2019年2月2日土曜日

佐藤優 サバイバル宗教論2

https://wondertrip.jp/history/93723.html/3
佐藤優の「サバイバル宗教論」の第1章の備忘録のつづきである。「危機」という概念は、西欧的な概念であるそうだ。ラテン語で「コルプス・クリスチアヌム」という概念がある「キリストの体(キリスト教共同体)」と訳すが、ユダヤ・キリスト教の一神教原理、ギリシア古典哲学の原理、ローマ法の原理の3つが合わさって一つの文化をつくっている。これに対して、ロシアやギリシアも同じ概念をもっているが、ローマ法の伝統が希薄である。合意したことは守る、という当たり前のように思われていることはローマ法の伝統である。ギリシア古典劇などでは、「たしかに口では誓ったが、心は誓いにとらわれてはおらぬ。」などという台詞が出てくるわけだ。

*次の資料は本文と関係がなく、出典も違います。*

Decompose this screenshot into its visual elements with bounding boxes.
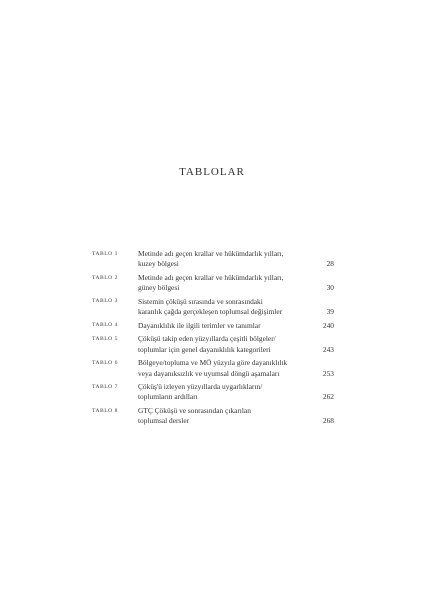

このローマ法的な部分が「危機」にさらされている。古くは、チェコの宗教改革者・フス(そもそも佐藤優の専門領域である。)の処刑の際も「合意は拘束する」という原則が破られる。さらに、この書物が書かれた当時の民主党政権の菅直人・鳩山由紀夫の原則破りなどが例として挙げられ、このような今までにない論理が登場していることは「危機」と関係しているが、宗教の領域まで入り込まないとおそらく理解できないと内在的な論理はわからない。

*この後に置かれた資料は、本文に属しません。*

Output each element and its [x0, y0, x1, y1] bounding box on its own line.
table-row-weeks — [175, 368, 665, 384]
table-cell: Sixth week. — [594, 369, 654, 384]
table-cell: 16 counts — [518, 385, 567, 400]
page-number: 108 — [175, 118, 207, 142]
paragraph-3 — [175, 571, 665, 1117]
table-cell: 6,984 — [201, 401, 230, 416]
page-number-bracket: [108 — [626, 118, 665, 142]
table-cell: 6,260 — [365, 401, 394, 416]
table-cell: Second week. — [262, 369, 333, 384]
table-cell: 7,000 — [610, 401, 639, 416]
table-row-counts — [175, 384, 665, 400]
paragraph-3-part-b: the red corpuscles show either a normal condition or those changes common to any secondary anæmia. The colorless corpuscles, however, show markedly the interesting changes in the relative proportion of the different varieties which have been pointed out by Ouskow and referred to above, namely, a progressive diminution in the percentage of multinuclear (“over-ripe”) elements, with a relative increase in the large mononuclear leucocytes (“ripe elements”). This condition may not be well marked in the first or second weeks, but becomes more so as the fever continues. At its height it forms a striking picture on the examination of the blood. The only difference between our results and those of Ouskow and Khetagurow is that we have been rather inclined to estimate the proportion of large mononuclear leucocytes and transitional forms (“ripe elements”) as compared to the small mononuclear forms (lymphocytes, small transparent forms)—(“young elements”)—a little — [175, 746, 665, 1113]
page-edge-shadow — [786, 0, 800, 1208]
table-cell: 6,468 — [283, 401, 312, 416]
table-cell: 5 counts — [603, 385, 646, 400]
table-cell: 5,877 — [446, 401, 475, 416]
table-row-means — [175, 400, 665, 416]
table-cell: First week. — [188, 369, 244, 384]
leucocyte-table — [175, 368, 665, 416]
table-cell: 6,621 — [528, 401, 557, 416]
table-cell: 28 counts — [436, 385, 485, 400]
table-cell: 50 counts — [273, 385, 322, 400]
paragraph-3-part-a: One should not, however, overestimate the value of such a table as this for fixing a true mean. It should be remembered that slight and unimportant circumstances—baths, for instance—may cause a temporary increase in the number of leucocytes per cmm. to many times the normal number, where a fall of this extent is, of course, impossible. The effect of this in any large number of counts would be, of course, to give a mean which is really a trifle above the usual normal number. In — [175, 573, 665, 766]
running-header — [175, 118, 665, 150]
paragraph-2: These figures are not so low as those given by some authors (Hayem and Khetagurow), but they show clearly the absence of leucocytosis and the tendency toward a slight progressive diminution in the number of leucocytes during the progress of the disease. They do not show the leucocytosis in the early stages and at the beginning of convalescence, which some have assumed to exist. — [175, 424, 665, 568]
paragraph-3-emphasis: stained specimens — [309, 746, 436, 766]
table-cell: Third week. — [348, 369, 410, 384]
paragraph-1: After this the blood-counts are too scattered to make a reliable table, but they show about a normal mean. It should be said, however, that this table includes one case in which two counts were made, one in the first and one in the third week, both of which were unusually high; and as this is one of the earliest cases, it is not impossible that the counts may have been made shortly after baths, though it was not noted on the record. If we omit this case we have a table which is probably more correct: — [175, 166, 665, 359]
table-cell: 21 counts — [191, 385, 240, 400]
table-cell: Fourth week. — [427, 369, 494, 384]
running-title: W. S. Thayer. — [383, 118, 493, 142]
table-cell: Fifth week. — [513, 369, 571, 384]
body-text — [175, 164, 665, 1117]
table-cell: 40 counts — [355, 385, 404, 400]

…なるほど。最近とみに「合意は拘束する」ということが、どんどん破壊されているようだ。日本人は、こういうことを嫌う。善悪という正義の判断ではなく、嫌うのだ。
日本の伝統は、「コルプス・クリスチアヌム」とは異なる。一神教的な、直線的な歴史観(始まりがあり終末がある)ではなく、仏教的な輪廻、あるいは縁起で構成された世界観をもつ。合理的なロゴスを重視するギリシア的概念よりは、多神教に裏打ちされた神秘的な情念やパトスを重んじる。ローマ法的な概念の代わりとなるのは、儒教的な倫理(多分に日本儒教と言ったほうがいいだろうが…)であろう。西洋とは全く異なる伝統を持ちつつも、欧米とは相互理解しながら歩んでいるわけだ。今更ながら日本の吸収力・咀嚼力は凄いと言わざるを得ない。